Görüldüğü üzere bu ayetler, hayasızca davranışlarda bulunan kadınların işledikleri suça bizzat şahit olan dört güvenilir tanığın çağırılmasını istemekte, bu güvenilir şahitlerin şehadetiyle ve suç delillerle sabit olursa suçlu kadınlar “kendi ecelleriyle ölünceye” yahut “Yüce Allah onlar için başka kapı açıncaya” kadar evlerde alıkonulmalarını ve yaşamlarını sürdürmelerini emretmektedir.

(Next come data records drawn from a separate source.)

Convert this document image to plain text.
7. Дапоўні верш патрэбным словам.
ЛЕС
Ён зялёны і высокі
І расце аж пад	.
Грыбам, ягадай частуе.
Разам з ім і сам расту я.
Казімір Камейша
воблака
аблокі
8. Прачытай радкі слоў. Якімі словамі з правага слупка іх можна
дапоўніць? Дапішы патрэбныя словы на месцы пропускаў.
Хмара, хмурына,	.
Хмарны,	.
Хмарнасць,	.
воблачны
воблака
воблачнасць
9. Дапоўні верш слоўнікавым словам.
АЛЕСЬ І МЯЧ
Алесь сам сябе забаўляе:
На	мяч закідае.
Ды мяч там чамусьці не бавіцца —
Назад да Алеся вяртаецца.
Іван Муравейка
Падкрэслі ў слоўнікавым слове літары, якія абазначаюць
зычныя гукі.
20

Bu kadınların yaşatılması sorumluluğu, o kadının/kızın kendi yakınlarına veya insanın en temel hakkı olan “yaşama hakkını korumakla görevli devlete” düşmektedir. Ama bu sorumluluğu almak istemeyen kimi aileler, mezkûr âyeti göz ardı ederek her zaman olduğu gibi işin kolayına kaçmakta ve bu tür kadınları/kızları hunharca katletmeyi namusun/törenin gereği saymakta, böylelikle adaleti yerine getirdiklerini zannetmektedirler. Oysa bu cinayetler, Rabbin buyruğuna alenen karşı gelmektir, meydan okumaktır ve O’nun koyduğu sınırları bilerek ve kasten ihlal etmektir.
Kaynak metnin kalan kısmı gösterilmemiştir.